今月の聖語・言葉を紹介します。
今月の聖語 ・・・ 正門聖語板
今月の言葉 ・・・ 教室掲示
【今月の聖語】
さるべき業縁のもよほさば、いかなるふるまひもすべし
『歎異抄』
学校で残って勉強するが、結局友達としゃべってしまって本末転倒。体力増強と思い毎朝早起きしてランニングしようと決めたが、三日坊主。
何かをしようとおもっても、まわりの環境によって志(こころざし)半(なか)ばで全うできなかった経験をした人は多いのではないでしょうか。
今月の言葉の意味は、「因縁(いんねん)次第では、人間はどのような行いをもしてしまうということ」です。仏教ではものごとがおこる原因を因といい、間接的な原因を縁といいます。特に縁を強調するところに仏教の大きな特徴があります。

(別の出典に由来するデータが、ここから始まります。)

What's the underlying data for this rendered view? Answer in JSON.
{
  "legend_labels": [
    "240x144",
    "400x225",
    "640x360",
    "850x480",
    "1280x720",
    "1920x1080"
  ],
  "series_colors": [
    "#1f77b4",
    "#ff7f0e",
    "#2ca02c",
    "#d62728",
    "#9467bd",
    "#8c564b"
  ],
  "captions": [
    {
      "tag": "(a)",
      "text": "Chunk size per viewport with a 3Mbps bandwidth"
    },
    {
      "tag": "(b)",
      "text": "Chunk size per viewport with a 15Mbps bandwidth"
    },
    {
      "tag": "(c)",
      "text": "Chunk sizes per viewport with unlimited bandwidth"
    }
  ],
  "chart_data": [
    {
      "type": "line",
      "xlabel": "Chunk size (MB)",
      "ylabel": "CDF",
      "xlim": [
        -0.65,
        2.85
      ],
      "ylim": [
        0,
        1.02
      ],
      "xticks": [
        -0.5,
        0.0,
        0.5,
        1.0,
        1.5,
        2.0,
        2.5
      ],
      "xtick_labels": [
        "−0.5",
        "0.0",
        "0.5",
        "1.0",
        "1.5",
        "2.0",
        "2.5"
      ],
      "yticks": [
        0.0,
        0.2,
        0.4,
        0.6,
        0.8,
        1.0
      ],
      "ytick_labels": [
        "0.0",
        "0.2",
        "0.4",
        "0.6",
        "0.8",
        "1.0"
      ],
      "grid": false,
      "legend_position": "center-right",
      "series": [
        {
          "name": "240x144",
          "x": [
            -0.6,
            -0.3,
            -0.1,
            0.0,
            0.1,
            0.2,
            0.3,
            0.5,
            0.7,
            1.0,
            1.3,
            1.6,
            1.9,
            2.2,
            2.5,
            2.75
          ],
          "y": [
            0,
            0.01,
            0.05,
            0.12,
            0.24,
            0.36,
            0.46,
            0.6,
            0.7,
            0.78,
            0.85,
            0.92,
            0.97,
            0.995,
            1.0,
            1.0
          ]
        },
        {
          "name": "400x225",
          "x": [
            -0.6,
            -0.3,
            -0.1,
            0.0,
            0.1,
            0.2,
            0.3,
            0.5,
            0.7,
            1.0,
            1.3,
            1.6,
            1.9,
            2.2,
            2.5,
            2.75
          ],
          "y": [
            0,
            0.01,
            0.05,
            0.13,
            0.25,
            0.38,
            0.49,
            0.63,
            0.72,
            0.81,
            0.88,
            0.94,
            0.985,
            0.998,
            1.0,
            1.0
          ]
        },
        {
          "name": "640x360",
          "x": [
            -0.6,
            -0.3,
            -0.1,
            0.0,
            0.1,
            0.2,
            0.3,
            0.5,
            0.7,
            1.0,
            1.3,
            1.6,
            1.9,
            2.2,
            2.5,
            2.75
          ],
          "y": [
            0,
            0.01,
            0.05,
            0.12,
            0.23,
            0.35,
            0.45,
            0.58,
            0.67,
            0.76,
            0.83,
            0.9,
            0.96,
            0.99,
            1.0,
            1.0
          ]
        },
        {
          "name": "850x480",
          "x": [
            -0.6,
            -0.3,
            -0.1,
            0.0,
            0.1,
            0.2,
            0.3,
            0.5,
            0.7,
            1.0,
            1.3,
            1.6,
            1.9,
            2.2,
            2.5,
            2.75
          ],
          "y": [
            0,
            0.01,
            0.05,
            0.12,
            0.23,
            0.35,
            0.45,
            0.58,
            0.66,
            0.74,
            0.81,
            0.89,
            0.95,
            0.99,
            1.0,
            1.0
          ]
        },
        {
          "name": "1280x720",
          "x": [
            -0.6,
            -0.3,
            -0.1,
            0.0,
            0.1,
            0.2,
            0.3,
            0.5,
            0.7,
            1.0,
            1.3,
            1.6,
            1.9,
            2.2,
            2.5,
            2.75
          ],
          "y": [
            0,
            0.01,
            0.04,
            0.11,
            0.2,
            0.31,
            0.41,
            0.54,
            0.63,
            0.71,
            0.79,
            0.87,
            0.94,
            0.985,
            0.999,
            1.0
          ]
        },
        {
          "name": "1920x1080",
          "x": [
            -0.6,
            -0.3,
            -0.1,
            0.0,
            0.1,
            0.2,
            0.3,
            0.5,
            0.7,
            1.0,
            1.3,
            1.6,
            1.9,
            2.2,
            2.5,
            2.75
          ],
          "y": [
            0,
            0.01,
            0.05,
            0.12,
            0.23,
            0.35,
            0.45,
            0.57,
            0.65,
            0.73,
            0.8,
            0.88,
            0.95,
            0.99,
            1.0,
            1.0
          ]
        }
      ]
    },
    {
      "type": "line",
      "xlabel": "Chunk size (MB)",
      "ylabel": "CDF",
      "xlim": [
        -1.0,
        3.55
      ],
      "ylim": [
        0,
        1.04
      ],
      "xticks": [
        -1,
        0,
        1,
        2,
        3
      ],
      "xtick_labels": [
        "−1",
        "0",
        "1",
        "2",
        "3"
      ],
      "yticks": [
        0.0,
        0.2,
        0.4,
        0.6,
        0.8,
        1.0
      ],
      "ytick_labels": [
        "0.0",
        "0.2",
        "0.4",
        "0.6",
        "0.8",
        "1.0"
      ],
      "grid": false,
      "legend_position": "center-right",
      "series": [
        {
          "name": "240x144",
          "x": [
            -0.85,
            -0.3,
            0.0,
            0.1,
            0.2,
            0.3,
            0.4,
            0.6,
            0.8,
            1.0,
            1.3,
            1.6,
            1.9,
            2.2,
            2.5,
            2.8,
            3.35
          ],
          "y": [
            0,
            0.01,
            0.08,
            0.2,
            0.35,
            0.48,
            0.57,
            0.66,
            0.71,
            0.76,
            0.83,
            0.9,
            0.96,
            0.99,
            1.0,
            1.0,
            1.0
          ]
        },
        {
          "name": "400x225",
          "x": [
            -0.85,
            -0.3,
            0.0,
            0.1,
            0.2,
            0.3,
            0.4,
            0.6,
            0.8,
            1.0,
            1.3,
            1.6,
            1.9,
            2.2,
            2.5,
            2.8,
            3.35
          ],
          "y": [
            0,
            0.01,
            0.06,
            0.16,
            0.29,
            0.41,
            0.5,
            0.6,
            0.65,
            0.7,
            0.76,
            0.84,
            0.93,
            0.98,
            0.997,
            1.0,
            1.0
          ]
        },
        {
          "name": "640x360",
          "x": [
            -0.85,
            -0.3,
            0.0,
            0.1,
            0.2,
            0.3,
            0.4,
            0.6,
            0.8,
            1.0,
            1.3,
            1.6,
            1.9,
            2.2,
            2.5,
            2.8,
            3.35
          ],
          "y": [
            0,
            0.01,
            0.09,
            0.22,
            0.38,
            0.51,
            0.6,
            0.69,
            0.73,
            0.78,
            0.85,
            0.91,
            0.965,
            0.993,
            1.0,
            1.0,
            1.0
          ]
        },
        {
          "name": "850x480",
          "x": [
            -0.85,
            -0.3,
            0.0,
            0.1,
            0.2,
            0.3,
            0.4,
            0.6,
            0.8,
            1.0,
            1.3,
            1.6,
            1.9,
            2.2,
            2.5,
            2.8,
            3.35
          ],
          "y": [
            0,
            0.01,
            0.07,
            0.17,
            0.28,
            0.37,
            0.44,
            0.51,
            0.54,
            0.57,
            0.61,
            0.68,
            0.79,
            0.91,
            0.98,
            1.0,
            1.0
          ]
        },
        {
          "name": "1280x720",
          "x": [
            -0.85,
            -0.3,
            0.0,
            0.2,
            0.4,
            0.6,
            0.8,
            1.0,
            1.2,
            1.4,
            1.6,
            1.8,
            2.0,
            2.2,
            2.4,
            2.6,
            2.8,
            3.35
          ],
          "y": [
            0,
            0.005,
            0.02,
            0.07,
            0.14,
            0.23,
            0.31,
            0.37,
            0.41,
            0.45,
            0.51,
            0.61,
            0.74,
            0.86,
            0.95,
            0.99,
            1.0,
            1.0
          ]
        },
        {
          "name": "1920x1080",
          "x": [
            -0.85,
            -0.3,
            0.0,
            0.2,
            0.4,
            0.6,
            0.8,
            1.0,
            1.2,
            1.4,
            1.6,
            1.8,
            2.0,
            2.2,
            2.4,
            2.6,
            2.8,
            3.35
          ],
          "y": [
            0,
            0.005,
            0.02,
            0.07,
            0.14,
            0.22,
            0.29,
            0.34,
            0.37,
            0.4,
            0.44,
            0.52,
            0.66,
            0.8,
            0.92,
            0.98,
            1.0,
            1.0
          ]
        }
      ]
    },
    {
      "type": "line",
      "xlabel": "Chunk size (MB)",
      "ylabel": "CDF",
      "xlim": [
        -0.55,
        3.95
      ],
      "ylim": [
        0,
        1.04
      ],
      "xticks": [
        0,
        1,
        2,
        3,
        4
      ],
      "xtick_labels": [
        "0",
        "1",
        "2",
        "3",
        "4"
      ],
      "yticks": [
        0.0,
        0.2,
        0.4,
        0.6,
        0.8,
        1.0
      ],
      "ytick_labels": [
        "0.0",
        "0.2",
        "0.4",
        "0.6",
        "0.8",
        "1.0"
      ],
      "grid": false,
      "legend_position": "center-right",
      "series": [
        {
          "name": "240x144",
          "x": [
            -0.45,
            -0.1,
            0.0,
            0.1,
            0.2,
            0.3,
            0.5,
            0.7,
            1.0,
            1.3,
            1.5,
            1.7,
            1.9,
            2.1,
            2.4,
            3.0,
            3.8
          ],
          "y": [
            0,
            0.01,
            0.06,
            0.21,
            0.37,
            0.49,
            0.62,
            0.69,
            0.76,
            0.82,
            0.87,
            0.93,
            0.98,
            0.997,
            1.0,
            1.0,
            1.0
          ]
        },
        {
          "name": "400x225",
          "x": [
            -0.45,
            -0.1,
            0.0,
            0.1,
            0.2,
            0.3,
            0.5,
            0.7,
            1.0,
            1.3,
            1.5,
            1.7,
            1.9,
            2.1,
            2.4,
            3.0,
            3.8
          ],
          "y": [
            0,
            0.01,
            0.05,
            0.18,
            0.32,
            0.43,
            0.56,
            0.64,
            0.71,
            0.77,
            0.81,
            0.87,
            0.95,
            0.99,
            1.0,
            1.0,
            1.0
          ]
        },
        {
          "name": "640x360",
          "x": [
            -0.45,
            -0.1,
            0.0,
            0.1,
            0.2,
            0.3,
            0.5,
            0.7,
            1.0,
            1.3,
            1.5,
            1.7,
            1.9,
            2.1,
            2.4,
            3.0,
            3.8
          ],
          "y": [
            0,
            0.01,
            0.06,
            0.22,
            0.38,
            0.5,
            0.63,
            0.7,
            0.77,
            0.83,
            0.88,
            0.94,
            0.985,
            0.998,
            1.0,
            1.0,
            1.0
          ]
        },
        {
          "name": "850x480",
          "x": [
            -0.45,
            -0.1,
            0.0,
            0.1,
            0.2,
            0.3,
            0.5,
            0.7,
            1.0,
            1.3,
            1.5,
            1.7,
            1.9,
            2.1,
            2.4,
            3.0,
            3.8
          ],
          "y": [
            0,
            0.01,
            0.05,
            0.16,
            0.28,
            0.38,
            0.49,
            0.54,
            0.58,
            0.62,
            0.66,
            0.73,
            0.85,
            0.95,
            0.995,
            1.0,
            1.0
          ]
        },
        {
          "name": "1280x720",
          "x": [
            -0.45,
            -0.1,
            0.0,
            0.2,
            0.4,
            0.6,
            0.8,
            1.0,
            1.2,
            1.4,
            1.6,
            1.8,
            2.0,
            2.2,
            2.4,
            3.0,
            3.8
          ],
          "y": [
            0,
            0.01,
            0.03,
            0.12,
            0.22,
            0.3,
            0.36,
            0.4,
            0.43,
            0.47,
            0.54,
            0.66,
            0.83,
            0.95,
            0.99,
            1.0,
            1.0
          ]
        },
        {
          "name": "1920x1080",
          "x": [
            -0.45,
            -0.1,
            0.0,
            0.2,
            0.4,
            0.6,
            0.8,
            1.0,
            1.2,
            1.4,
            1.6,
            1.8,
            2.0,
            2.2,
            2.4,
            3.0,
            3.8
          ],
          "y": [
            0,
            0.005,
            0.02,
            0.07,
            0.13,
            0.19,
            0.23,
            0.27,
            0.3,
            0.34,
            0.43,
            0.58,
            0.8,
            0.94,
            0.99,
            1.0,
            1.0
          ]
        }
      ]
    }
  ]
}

自分の意志が「因」だとすれば、状況・環境は「縁」。因のみならず縁をも視野に入れて考え行動することが大切です。「縁次第で何をしでかすか分からない」という人間の弱さ。そして、「縁次第で何でもできてしまう」という無限の可能性。今月は宗祖降誕会です。親鸞聖人の言葉を通して、その奥深い人間観を聞かせて頂きましょう。
【今月の言葉】
今を生きずに いつを生きる ここを生きずに どこを生きる
大神 信章
「ちょっと待って」
ある日、筆者が子供と話をしている時、携帯電話に連絡が入ったので、返答しようとしました。スマホを操作する姿を見て、子供は不機嫌な様子でこう言いました。
「またさわってる!」
はっと気付かされました。今自分は子供と話をしていると思っていましたが、実は心ここにあらずの状態でした。申し訳ないと思い、携帯電話をとっさにしまいましたが、子供はそのことをすでに見抜いている様子でした。「もっと今ここにいる自分をみて」と、言われているように感じました。
スマートフォンなどのICT端末で、時間や場所を問わず、手軽にコミュニケーションができるようになりました。しかし大切なのは、家族・友人・仲間・先生等と、「今・ここ」で過ごすかけがえのない時間です。にもかかわらず、すぐにそのことを忘れてしまいがちです。
今月の言葉は私たちに問いかけながら、今という時間の大切さを教えてくれているように思われます。